Un Ramadhan 2018 plutôt clément

Par:  Réda Hadi

Le Ramadhan de cette année, contrairement à ce que l’on pouvait s’attendre, ne s’est pas trop mal passé. Au-delà de la ferveur religieuse, tout le monde redoutait ce mois, tant du point de vue pécuniaire que social.

La grâce divine serait-elle passée par là ? L’Algérien contrairement à ses habitudes, semble avoir pris la vie du bon côté, et nous n’eûmes pas droit à ces sempiternelles disputes et échauffourées qui caractérisaient ce mois sacré . Du côté des prix dans les marchés, si les produits n’ont pas connu leurs hausses coutumières habituelles, ils sont restés relativement stables, mais dans une fourchette assez haute tout de même.

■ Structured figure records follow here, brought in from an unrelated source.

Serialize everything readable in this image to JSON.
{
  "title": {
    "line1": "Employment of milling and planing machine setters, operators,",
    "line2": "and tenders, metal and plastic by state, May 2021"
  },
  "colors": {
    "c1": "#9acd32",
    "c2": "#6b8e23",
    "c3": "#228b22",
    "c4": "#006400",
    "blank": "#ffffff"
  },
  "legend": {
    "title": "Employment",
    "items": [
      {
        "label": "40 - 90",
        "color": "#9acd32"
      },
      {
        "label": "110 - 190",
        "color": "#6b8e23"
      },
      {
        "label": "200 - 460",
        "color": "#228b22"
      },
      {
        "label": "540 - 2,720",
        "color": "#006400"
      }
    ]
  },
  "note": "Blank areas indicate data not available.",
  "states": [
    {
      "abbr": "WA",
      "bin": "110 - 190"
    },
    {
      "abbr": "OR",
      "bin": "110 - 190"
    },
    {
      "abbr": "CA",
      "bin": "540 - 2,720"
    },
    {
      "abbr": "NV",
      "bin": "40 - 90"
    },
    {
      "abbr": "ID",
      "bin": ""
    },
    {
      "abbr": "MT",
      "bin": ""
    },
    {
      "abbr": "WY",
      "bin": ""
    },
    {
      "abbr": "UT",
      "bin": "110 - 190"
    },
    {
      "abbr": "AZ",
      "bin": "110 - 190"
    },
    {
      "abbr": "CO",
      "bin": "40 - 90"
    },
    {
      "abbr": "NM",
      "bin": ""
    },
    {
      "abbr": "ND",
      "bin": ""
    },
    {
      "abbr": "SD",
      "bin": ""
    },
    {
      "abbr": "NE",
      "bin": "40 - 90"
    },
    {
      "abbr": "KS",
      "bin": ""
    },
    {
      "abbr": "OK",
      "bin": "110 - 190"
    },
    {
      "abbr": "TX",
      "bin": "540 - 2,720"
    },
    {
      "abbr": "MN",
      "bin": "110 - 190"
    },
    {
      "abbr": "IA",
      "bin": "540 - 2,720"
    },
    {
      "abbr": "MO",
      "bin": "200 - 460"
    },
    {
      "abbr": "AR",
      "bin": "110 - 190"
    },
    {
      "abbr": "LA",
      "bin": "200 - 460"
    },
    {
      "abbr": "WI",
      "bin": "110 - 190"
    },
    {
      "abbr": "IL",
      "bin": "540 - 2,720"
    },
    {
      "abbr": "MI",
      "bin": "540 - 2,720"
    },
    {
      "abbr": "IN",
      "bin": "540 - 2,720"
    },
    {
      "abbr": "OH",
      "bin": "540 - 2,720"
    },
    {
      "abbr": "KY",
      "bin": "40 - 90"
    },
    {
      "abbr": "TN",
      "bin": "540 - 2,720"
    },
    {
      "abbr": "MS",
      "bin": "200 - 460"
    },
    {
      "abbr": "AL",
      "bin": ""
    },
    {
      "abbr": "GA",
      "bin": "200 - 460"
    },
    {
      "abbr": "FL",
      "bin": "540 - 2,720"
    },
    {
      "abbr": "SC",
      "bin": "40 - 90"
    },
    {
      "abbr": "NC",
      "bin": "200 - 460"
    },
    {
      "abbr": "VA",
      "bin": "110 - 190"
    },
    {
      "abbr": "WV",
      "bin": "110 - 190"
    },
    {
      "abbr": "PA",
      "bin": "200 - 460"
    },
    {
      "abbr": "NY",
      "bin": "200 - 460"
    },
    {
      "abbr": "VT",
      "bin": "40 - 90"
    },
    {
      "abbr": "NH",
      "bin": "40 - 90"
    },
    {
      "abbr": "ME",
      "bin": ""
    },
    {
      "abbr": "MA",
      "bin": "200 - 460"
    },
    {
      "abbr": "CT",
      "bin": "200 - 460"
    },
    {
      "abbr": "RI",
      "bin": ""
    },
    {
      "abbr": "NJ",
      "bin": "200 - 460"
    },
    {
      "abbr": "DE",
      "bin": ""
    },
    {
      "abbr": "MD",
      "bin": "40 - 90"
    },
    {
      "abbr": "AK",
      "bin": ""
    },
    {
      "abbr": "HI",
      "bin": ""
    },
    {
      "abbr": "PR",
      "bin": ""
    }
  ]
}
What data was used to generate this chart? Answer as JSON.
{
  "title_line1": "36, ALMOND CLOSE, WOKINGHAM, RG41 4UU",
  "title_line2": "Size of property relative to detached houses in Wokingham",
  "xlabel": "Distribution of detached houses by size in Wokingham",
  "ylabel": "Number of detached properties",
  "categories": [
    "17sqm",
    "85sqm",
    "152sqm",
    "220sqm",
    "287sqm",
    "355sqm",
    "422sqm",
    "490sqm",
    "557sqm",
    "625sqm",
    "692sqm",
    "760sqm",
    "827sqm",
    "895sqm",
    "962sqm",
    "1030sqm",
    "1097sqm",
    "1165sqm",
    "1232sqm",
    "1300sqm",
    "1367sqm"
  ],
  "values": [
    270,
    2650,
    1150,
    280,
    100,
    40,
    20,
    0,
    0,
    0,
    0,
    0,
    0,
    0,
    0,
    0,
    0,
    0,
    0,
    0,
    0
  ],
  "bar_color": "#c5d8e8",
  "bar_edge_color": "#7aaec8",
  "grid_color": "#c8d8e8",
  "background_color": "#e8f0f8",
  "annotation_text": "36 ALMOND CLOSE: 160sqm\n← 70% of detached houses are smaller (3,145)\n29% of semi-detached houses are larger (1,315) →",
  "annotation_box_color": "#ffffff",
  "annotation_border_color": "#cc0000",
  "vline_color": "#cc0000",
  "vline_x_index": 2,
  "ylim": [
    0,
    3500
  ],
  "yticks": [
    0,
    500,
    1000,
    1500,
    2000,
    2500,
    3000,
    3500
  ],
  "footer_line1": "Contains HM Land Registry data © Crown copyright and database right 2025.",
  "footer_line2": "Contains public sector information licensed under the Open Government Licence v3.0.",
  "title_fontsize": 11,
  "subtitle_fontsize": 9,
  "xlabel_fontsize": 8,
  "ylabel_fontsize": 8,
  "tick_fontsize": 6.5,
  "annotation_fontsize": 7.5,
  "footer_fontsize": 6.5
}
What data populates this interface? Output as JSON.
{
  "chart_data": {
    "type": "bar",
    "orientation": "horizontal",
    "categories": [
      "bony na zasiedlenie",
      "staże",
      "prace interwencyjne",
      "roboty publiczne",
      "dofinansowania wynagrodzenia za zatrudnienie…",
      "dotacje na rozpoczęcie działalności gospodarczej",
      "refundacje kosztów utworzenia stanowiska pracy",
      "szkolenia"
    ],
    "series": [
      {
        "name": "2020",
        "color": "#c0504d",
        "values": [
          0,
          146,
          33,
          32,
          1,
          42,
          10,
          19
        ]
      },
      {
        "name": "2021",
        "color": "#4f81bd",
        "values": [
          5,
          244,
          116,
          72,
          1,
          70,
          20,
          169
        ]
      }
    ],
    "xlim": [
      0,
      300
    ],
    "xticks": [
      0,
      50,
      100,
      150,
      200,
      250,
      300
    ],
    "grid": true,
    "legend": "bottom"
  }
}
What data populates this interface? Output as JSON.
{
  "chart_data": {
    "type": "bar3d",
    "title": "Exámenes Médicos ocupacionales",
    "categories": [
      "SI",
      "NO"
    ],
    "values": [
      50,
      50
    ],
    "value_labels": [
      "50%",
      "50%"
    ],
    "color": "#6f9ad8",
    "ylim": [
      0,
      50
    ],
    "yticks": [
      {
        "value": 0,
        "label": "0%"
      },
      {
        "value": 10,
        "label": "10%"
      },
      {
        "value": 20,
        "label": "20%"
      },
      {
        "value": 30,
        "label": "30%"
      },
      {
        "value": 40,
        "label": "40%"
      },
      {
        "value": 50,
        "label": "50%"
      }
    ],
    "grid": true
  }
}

Pas assez pour s’en réjouir totalement.

S’agit-il d’une prise de conscience soudaine, ou de lassitude ? Le comportement de nos compatriotes, s’il n’a pas été des plus exemplaires, a été moins agressif. Ce comportement s’est traduit en premier lieu par moins d’accidents sur nos routes. Selon une source de la Protection civile, si les chiffres de ce mois ne sont pas encore livrés, la tendance est à la baisse, et les services de la Protection civile ont eu moins à intervenir.Au marché de Boumati à El-Harrach, marché populaire par excellence, les prix sont restés assez élevés, sauf que durant la dernière semaine du Ramadhan, une hausse inexpliquée a été constatée.

La tomate sur les étals se négociait autour de 120 DA le kilogramme, alors que quelques jours auparavant, elle n’excédait pas les 80 DA.Pour le président de l’Anca (Association nationale des commerçants et artisans), M. Boulenouar, si cette dernière semaine, les prix ont connu cette hausse cela est dû majoritairement à l’absence de main-d’œuvre. Pour lui, c’est un problème récurrent qui survient à chaque événement religieux.

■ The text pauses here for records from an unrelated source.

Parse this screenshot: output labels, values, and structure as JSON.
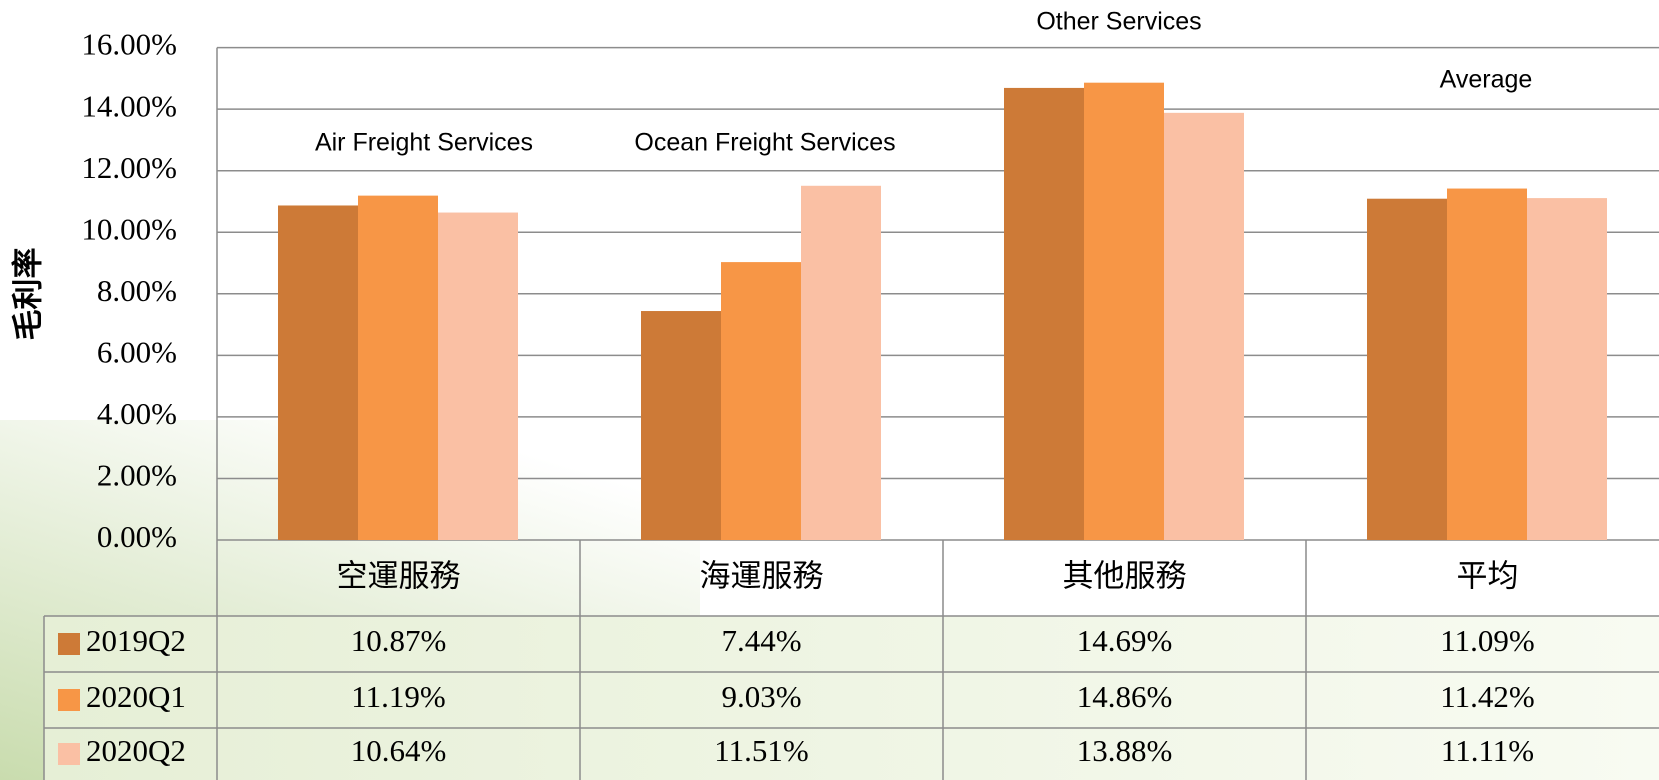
{
  "chart_data": {
    "type": "bar",
    "y_label": "毛利率",
    "categories": [
      "空運服務",
      "海運服務",
      "其他服務",
      "平均"
    ],
    "annotations": [
      "Air Freight Services",
      "Ocean Freight Services",
      "Other Services",
      "Average"
    ],
    "series": [
      {
        "name": "2019Q2",
        "color": "#cd7a37",
        "values": [
          10.87,
          7.44,
          14.69,
          11.09
        ],
        "value_labels": [
          "10.87%",
          "7.44%",
          "14.69%",
          "11.09%"
        ]
      },
      {
        "name": "2020Q1",
        "color": "#f79646",
        "values": [
          11.19,
          9.03,
          14.86,
          11.42
        ],
        "value_labels": [
          "11.19%",
          "9.03%",
          "14.86%",
          "11.42%"
        ]
      },
      {
        "name": "2020Q2",
        "color": "#fac0a4",
        "values": [
          10.64,
          11.51,
          13.88,
          11.11
        ],
        "value_labels": [
          "10.64%",
          "11.51%",
          "13.88%",
          "11.11%"
        ]
      }
    ],
    "ylim": [
      0,
      16
    ],
    "yticks": [
      {
        "value": 0,
        "label": "0.00%"
      },
      {
        "value": 2,
        "label": "2.00%"
      },
      {
        "value": 4,
        "label": "4.00%"
      },
      {
        "value": 6,
        "label": "6.00%"
      },
      {
        "value": 8,
        "label": "8.00%"
      },
      {
        "value": 10,
        "label": "10.00%"
      },
      {
        "value": 12,
        "label": "12.00%"
      },
      {
        "value": 14,
        "label": "14.00%"
      },
      {
        "value": 16,
        "label": "16.00%"
      }
    ],
    "grid": true
  }
}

Les agriculteurs se plaignent de ces départs de personnels qui vont passer les fêtes en famille. Il est même arrivé que des fellahs aient perdu une partie de leurs productions à cause du manque de main-d’œuvre pour procéder à la cueillette.Ces absences ont entraîné donc une perte de production et une hausse du prix des produits, accentués en cela par un marché non régulé et la mainmise des spéculateurs.

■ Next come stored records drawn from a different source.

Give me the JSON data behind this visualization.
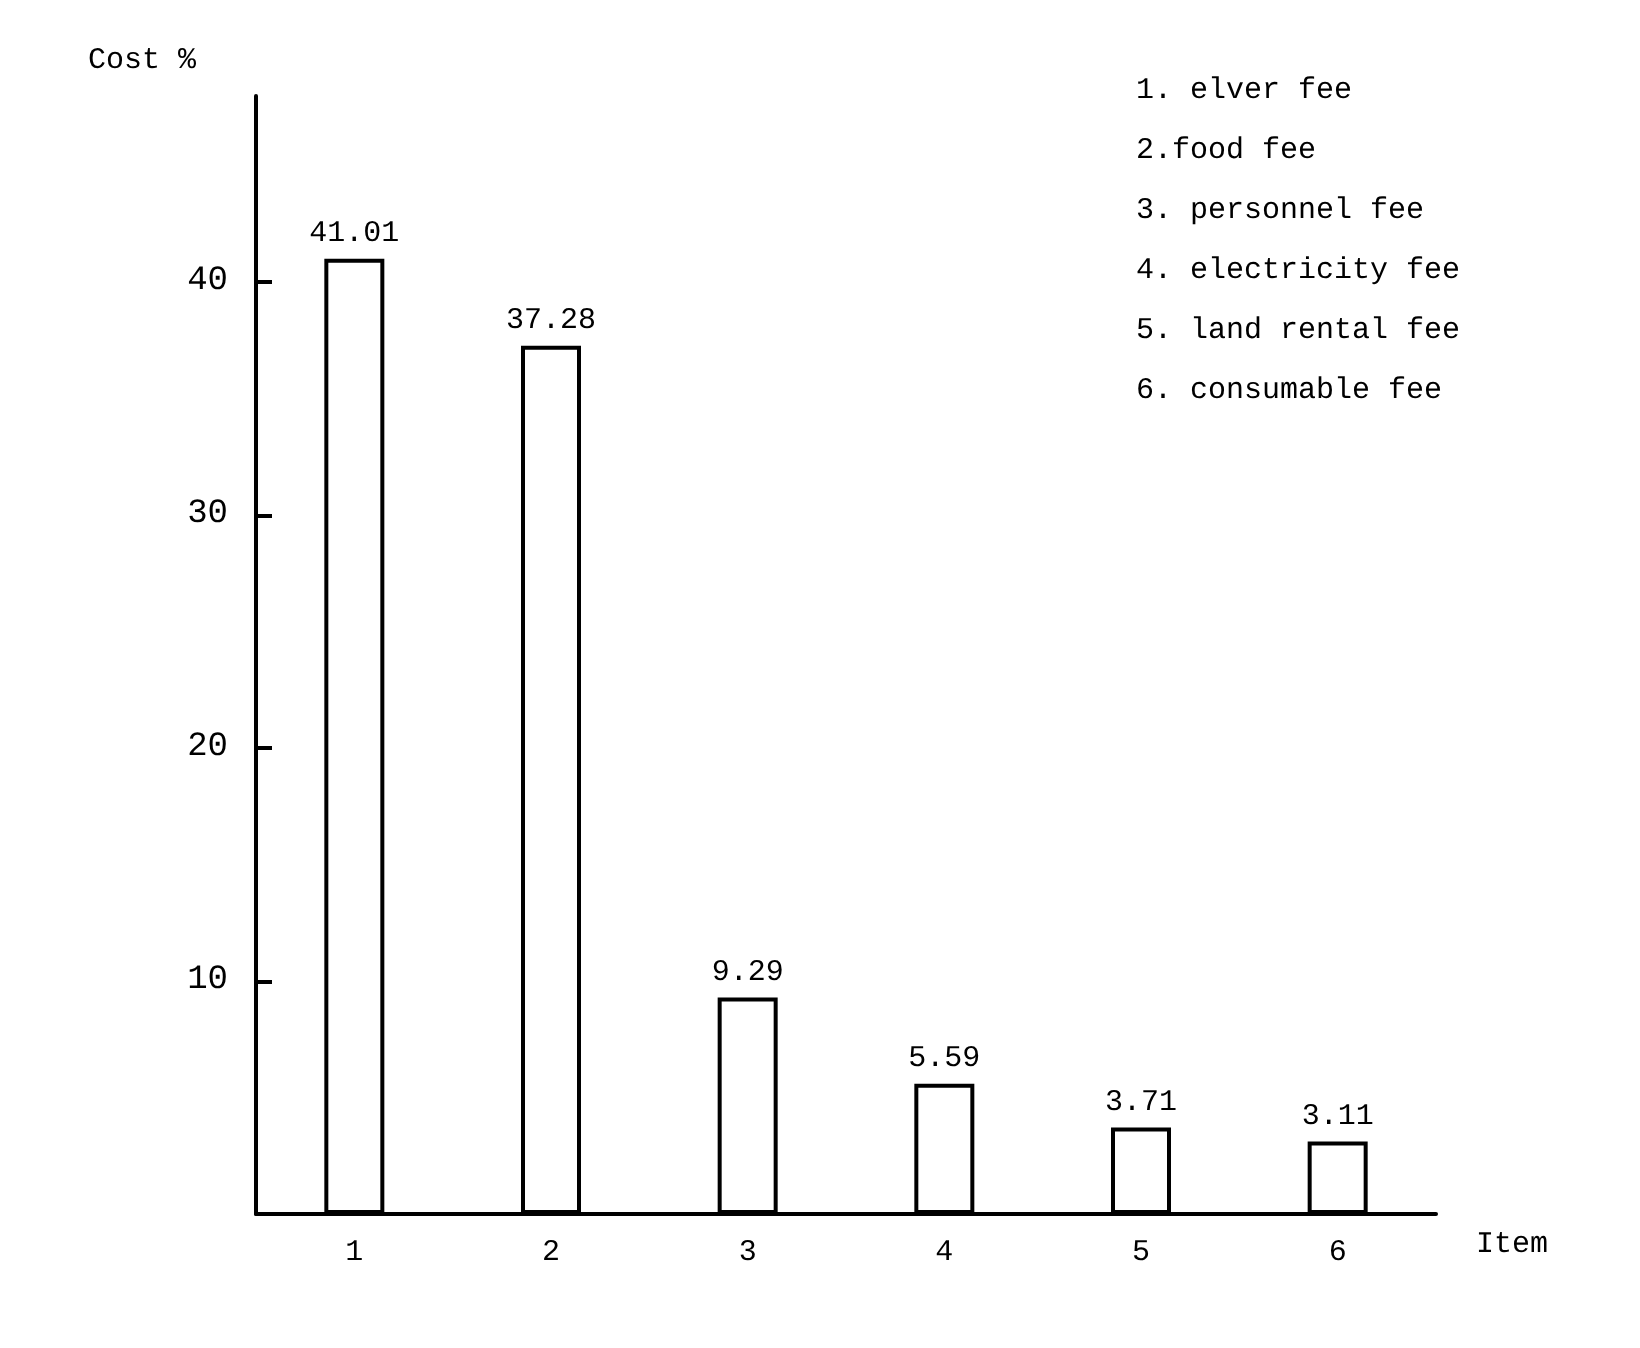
{
  "chart_data": {
    "type": "bar",
    "xlabel": "Item",
    "ylabel": "Cost %",
    "categories": [
      "1",
      "2",
      "3",
      "4",
      "5",
      "6"
    ],
    "values": [
      41.01,
      37.28,
      9.29,
      5.59,
      3.71,
      3.11
    ],
    "color": "#ffffff",
    "data_labels": true,
    "ylim": [
      0,
      48
    ],
    "yticks": [
      10,
      20,
      30,
      40
    ],
    "grid": false,
    "annotations": [
      "1. elver fee",
      "2.food fee",
      "3. personnel fee",
      "4. electricity fee",
      "5. land rental fee",
      "6. consumable fee"
    ]
  }
}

La situation est telle, que les 48 marchés de gros à travers le territoire national, ferment leurs portes, faute de produits à écouler.En ce qui concerne la viande blanche (poulet, dinde), c’est aussi le même problème, auquel est venu se greffer un épuisement des stocks. La plus grande partie de la production de viande blanche a été écoulée durant les 15 premiers jours du Ramadhan engendrant de fait des prix «raisonnables».Pour M. Boulenouar, tout rentrera dans l’ordre après les fêtes de l’Aïd.

Néanmoins ce Ramadhan n’a pas connu une baisse significative de notre boulimie, et nous avons continué à surconsommer et gaspiller surtout.Il faut préciser aussi que ce Ramadhan s’est aussi distingué par une nouvelle forme d’inquisition envers les femmes. L’intolérance des hommes envers ces femmes, qui sortaient découvertes (mais pas maquillées), a été le point culminant de leur agressivité envers cette frange de la société.

Ces femmes, qui, pourtant, étaient décemment vêtues ont été insultées et prises à partie, par des hommes.